US Treasuries are a safe haven amid the coronavirus and other geopolitical tensions. They were attractive in comparison to the trillions of negative-yielding sovereign debt sloshing around. But with yields at record lows and 0.25% to 0% interest rates expected until 2022, bonds are a poor investment. If foreign investors slow or stop buying US Treasuries, as Russia and China did in 2019, the United States is in real trouble. Without purchasers of US debt (Treasuries) the US has no way of financing its annual deficits and $26 trillion pile of debt, without printing money. Printing money on a large scale causes hyperinflation.
A worsening US economy will turn investors away from bonds and Treasuries – no more financing for US debt. The dollar will fall further and commodities will rise, including gold and silver, pushed higher by investment demand for gold-backed ETFs and physical metal.
The dollar is still the reserve currency, but how important is it right now, with all that is going on in the world? Not just internally, but with respect to US foreign policy? The Trump administration has frayed existing alliances such as with NATO and the World Health Organization, picked a number of trade fights, and appears to be on a collision course with China.
Countries that the United States has sanctioned, such as China, Russia and Iran, are seeking ways to trade in their own currencies. Why should they continue to covet US dollars? Protectionist trade measures also hurt demand for greenbacks.
As CNBC reports, a convincing argument for the USD losing its role as the preeminent reserve currency is based on it happening already:
IMF data reveal the dollar share of foreign reserves fell from a high of 73% in 2001 to 60.9% at the end of 2019. Similarly, the World Gold Council confirms that central banks bought more gold in 2018 than at any other time since the gold standard ended in 1971, extending a string of large net purchases that began after the global financial crisis.

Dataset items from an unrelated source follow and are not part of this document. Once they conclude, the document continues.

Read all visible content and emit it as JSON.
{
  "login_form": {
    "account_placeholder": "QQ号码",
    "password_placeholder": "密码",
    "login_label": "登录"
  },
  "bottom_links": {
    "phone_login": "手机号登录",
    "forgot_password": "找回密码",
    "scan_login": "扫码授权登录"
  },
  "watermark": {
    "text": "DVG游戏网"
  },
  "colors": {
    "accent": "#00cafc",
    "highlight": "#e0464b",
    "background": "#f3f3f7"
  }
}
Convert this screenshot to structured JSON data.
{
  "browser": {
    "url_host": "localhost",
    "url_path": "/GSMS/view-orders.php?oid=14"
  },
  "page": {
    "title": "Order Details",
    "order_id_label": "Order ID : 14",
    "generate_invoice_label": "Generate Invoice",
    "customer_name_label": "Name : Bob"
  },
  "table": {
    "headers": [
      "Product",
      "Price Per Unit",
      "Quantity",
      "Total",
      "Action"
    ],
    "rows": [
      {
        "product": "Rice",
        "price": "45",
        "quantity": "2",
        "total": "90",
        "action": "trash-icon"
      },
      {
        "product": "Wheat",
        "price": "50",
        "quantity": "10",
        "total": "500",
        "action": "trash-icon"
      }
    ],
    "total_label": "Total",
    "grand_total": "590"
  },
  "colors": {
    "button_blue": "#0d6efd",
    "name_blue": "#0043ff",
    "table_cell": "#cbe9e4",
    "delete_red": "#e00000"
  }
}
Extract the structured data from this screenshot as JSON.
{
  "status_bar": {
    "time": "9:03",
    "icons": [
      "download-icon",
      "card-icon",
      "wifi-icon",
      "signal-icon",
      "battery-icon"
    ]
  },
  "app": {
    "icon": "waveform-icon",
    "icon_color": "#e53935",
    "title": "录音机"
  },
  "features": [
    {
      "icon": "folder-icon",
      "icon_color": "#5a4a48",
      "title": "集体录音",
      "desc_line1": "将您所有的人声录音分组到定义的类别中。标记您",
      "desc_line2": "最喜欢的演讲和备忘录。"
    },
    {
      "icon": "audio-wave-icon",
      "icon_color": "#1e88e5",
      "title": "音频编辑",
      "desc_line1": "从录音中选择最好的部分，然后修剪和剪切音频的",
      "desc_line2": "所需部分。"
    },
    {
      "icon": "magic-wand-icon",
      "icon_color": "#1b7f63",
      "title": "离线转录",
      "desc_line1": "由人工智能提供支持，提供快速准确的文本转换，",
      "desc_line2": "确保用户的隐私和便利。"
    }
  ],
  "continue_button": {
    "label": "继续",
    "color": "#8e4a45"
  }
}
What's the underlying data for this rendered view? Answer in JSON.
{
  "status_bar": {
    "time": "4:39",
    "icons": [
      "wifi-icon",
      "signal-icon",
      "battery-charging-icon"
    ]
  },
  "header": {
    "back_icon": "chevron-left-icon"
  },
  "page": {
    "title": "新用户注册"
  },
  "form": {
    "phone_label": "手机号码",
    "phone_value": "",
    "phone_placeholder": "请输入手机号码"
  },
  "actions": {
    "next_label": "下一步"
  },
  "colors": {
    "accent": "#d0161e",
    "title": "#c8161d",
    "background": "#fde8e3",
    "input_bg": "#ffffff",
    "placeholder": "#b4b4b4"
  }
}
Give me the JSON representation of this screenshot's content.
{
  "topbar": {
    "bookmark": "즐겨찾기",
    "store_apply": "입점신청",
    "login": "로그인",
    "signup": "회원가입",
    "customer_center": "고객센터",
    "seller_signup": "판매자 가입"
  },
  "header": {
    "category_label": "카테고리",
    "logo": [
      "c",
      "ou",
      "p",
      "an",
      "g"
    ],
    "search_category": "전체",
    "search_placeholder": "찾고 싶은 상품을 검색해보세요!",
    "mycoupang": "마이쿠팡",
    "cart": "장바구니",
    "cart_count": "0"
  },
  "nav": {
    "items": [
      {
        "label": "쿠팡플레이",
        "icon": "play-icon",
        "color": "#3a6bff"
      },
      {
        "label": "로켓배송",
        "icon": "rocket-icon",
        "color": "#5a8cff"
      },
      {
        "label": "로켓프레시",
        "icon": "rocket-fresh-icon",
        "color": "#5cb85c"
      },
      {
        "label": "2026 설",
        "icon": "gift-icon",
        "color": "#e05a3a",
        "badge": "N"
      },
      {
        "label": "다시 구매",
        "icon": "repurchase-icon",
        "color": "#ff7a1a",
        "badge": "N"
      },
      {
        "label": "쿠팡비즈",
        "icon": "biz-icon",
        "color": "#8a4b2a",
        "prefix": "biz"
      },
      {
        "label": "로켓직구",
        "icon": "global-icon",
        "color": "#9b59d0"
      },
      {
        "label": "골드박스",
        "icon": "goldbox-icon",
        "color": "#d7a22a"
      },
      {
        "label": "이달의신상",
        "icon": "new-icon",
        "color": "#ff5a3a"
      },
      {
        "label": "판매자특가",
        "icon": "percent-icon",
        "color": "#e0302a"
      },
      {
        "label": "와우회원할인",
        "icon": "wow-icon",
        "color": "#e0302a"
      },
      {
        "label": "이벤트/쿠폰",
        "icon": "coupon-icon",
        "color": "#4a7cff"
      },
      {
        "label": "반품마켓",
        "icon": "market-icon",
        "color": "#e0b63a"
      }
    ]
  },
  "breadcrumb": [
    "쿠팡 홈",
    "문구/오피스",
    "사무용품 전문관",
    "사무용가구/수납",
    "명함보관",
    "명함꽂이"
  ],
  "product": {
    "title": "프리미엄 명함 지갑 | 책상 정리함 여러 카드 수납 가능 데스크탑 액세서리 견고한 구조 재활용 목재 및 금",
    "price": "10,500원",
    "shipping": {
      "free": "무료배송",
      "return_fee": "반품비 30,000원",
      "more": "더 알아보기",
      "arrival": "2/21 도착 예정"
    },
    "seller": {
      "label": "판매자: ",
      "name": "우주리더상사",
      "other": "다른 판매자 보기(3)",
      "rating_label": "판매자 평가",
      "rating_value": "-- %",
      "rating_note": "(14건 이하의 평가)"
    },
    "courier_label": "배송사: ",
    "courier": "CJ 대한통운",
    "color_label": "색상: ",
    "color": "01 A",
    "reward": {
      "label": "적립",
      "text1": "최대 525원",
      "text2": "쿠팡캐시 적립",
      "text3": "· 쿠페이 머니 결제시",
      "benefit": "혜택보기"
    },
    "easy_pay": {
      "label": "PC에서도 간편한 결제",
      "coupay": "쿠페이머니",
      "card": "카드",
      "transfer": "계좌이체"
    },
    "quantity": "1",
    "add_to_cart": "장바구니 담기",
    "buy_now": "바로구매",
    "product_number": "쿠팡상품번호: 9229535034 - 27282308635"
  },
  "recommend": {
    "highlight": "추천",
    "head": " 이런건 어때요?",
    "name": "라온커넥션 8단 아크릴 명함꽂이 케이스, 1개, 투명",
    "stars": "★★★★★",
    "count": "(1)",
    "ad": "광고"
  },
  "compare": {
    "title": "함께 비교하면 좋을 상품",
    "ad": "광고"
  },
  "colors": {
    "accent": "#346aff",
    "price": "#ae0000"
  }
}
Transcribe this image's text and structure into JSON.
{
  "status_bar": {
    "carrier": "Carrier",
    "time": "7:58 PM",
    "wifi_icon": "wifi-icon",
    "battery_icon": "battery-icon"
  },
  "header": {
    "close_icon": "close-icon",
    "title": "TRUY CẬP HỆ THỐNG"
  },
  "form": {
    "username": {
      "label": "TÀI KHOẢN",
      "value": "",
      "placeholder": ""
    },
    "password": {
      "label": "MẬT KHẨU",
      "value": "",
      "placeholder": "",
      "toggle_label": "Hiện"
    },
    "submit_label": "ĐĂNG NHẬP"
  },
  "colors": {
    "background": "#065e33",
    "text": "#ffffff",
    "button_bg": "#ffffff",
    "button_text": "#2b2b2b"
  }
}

If the trends continue of switching from dollars to other currencies, and from currencies collectively to gold, the dollar’s reserve currency status will continue to give ground.
Well, my mama so sad
Daddy’s just mad
‘Cause I ain’t gonna have the chance he had
My success is anybody’s guess
But like a fool, I’m bettin’ on happiness
– Tom Petty and the Heartbreakers, American Dream Plan B
The American Dream is quickly turning into the American Nightmare.